The level of monitoring and scrutiny will depend on the individual size of the business and how critical its infrastructure is.

"Government and business have increasing amounts of information that are stored electronically on and communicated across telecommunications networks and facilities," the agency wrote.

"The networks and infrastructure of carriers, carriage service providers and carriage service intermediaries (C/CSPs) have become attractive targets for those who wish to harm Australian interests."

The draft Telecommunications and Other Legislation Amendment Bill 2015 [pdf] would establish the Secretary of AGD as a regulator able to direct telcos and ISPs to comply with their obligations and enforce powers under a civil penalty regime.

The Secretary would act on advice provided by spy agency ASIO, according to the draft bill.

The telco or ISP must comply with the direction to hand over information or face being taken to court for civil penalties of around $250,000, the legisation states.

The Secretary would also have the power to retain the information for as long as necessary.

Telcos and ISPs are currently required under the TIA Act to notify the government of any planned changes to services or systems that are likely to have an adverse effect on the provider's ability to secure its systems, but no penalties apply for non-compliance.

Such changes include outsourcing, offshoring equipment or services, procuring new equipment, and changes to the management of services.

"Early engagement and notification of changes to networks will enable any security risks associated with a proposed business model to be identified early and mitigation measures built into the design stage early," the AGD said today.

The department said the ongoing costs of resourcing and administering the scheme were estimated to be $1.6 million annually for the government.

For telcos and ISPs, the costs of compliance is likely to be around $184,000 per organisation annually.

The bill - which is to go to parliament later this year - also reiterates a carrier's obligation to "do their best" to protect their networks from unauthorised access and interference, adding to previous obligations to protect networks from being used to commit offenses.

Stop using services

The Secretary of AG would also have powers to direct a telco or ISP to stop using a particular service in the interest of national security.

Those powers currently reside with the Attorney-General but have never been used.

CEO of the Communications Alliance John Stanton said while he was pleased the government decided to dump its plan to recover $2 million annually in costs from the industry for the new legislation, the proposed regime represented more red tape, additional compliance costs and higher levels of intrusion.

" Whether this is a proportionate response is a question that the parliament will need to consider in consultation with industry," Stanton said.
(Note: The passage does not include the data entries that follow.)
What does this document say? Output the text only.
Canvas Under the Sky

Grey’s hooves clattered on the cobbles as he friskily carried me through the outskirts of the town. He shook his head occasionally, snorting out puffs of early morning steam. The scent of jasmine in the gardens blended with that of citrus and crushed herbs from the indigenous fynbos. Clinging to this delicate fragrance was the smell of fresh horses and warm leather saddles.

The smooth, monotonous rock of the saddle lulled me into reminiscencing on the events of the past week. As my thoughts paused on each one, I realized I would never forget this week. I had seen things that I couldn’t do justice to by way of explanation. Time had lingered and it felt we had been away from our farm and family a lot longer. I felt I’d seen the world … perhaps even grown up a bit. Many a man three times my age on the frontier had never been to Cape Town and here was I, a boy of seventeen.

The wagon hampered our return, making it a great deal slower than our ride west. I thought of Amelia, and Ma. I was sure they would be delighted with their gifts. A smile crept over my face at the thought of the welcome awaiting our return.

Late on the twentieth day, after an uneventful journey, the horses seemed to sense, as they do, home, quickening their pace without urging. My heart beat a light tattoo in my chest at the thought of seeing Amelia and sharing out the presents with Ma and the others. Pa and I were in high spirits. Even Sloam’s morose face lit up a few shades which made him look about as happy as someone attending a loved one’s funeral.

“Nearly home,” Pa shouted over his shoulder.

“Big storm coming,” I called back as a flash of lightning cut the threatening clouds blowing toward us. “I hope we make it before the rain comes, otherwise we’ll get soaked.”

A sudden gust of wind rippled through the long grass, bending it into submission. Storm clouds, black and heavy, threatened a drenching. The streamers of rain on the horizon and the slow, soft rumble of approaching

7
"The government has indicated that the proposed legislation will not be used as a tool to prohibit specific equipment suppliers from operating in the Australian marketplace and this needs to be assured, given the potential competition impacts of such a move and the potential for overall network costs to be driven upward, to the detriment of industry and consumers."

The industry is growing increasingly frustrated with the federal government over an ongoing slew of new obligations heaped onto the telecommunications industry since it came into power in 2013.

The new telco sector security reforms add to the mandatory data retention bill passed in March and the website blocking bill and industry code aimed at tackling copyright infringement.

The government is taking submissions on its new draft bill until July 31.